Marta Barberini, now back home in Italy, worked with Mercy Corps during her Portland stint and found a way to integrate her passion for photography with Mercy Corps’ mission to eliminate poverty.
Marta joined forces with folks at Decision Research, a group particularly interested in how people form attitudes and judgments about risks. They liked Marta’s ideas, that some photos more than others can evoke certain emotional feelings and even behaviors, so they collaborated on a survey that tested effects of photography.
The study did what good communication research should do: test our assumptions about how the world works and see if the findings fly. Marta wanted to know if the images used by organizations like Mercy Corps are effective in generating donations.
Photographers have a good sense of what photos elicit responses and marketers use such images to boost causes. Recall the famous snapshot of the flag raising at Iwo Jima, used in World War II to sell war bonds.

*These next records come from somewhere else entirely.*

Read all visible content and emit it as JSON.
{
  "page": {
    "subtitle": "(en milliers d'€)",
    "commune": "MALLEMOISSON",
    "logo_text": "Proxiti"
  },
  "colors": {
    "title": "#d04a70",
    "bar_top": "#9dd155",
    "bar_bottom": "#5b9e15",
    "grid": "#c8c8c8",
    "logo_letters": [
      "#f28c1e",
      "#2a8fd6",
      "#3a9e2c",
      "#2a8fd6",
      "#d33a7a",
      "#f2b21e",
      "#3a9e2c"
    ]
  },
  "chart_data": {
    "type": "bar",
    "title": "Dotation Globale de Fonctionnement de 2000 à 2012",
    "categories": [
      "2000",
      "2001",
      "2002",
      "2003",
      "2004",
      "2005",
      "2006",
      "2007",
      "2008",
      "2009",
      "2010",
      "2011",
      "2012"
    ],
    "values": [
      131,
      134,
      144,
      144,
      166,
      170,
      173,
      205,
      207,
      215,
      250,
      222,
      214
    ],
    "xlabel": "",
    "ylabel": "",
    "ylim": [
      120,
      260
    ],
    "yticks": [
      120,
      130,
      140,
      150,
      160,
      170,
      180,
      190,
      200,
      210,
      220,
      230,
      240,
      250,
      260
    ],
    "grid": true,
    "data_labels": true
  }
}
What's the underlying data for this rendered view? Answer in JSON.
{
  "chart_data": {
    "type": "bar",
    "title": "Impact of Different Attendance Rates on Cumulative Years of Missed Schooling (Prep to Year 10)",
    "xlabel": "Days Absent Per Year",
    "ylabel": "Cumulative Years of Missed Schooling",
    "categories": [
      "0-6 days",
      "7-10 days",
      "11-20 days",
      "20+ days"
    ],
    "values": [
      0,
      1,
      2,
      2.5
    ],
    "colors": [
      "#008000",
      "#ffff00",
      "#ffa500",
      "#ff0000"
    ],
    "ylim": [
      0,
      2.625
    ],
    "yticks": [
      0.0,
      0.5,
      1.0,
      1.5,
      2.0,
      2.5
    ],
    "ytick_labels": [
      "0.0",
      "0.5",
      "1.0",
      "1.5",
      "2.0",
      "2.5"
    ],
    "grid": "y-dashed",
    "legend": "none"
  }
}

Marta wondered of the soulful gaze of children can be effective in raising funds, so she tested how folks respond to imagery and found that sad faces generate sadness in viewers. An interesting finding was that happy faces make viewers happy, but not to the same degree that sad pictures yield sad feelings.
Makes me wonder if we’re wired to feel sad: are we more likely to embrace sadness rather than joy? Is this a similar to the notion that bad news is more memorable than happy news?
Are we primed to kvetch?
It was moving for me to discover that Ira Hayes (southern/central Arizona Pima – Native American) was involved in this historic event – one of the six and one of 3 in the photo who survived the battle.